Additionally, you can set new parameters by giving parameters that do not yet exist in the current parameters, either of the step or of the pipeline.

Internally the updating is done by calling the dict.update method. This further explains the behavior of this method.

Parameters
  • step_params – The step parameters to update. Either updating their values or adding new parameter keys.

  • pipeline_params – The pipeline parameters to update. Either updating their values or adding new parameter keys.

Warning

Updating the pipeline_params can lead to race conditions, since different steps could be updating them at the same time.

orchest.parameters.update_pipeline_param(name: str, value: Any) None

Updates or sets a pipeline parameter.

Internally the updating is done by calling the dict.update method. This further explains the behavior of this method.

Parameters
  • name – The pipeline parameter to update/set.

  • value – The value that will be set.

Warning

Updating a pipeline parameter can lead to race conditions, since different steps could be updating pipeline parameters at the same time.

orchest.parameters.update_step_param(name: str, value: Any) None

Updates or sets a step parameter.

Internally the updating is done by calling the dict.update method. This further explains the behavior of this method.

Parameters
  • name – The step parameter to update/set.

  • value – The value that will be set.

orchest.services

Module to retrieve information about services.

Service specifications are stored in the corresponding pipeline definition file e.g. pipeline.orchest.

orchest.services.get_service(name) Dict[str, Any]

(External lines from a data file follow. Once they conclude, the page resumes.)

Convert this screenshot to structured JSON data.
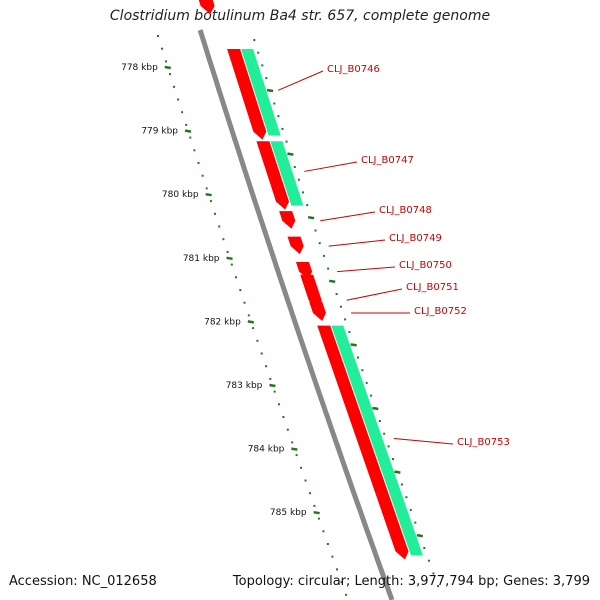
{
  "header": {
    "title": "Clostridium botulinum Ba4 str. 657, complete genome"
  },
  "footer": {
    "accession": "Accession: NC_012658",
    "summary": "Topology: circular; Length: 3,977,794 bp; Genes: 3,799"
  },
  "ruler": {
    "labels": [
      {
        "text": "778 kbp",
        "pos": 778
      },
      {
        "text": "779 kbp",
        "pos": 779
      },
      {
        "text": "780 kbp",
        "pos": 780
      },
      {
        "text": "781 kbp",
        "pos": 781
      },
      {
        "text": "782 kbp",
        "pos": 782
      },
      {
        "text": "783 kbp",
        "pos": 783
      },
      {
        "text": "784 kbp",
        "pos": 784
      },
      {
        "text": "785 kbp",
        "pos": 785
      }
    ]
  },
  "genes": [
    {
      "label": "CLJ_B0746",
      "start": 778.0,
      "end": 779.3
    },
    {
      "label": "CLJ_B0747",
      "start": 779.45,
      "end": 780.4
    },
    {
      "label": "CLJ_B0748",
      "start": 780.55,
      "end": 780.7
    },
    {
      "label": "CLJ_B0749",
      "start": 780.95,
      "end": 781.1
    },
    {
      "label": "CLJ_B0750",
      "start": 781.35,
      "end": 781.5
    },
    {
      "label": "CLJ_B0751",
      "start": 781.55,
      "end": 781.95
    },
    {
      "label": "CLJ_B0752",
      "start": 781.97,
      "end": 782.15
    },
    {
      "label": "CLJ_B0753",
      "start": 782.35,
      "end": 785.9
    }
  ],
  "colors": {
    "gene": "#ff0000",
    "cds": "#22ee99",
    "backbone": "#888888",
    "ruler": "#227722",
    "label": "#cc0000"
  }
}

Gets the service of the pipeline by name.

Returns

A dictionary describing a service.

Example:

{
    "internal_url": service-<service-name>-<identifier>,
    "external_urls": {
        80: "http://{host_name}:{port}/service"
        "-<service-name>-<identifier>_80"
    }
    "base_paths": {
        80: "/service-<service-name>-<identifier>_80"
    }
    ... # user specified service fields
}

where each port specified in the service specification constitutes to one element in the external_urls and base_paths mappings, that map port to external urls and ports to base paths respectively.

Raises

ServiceNotFoundError – The service given by name name could not be found.

orchest.services.get_services() Dict[str, Dict[str, Any]]

Gets the services of the pipeline.

Returns

A dictionary of services, mapping service name to service description. For an example of a service dictionary, see get_service().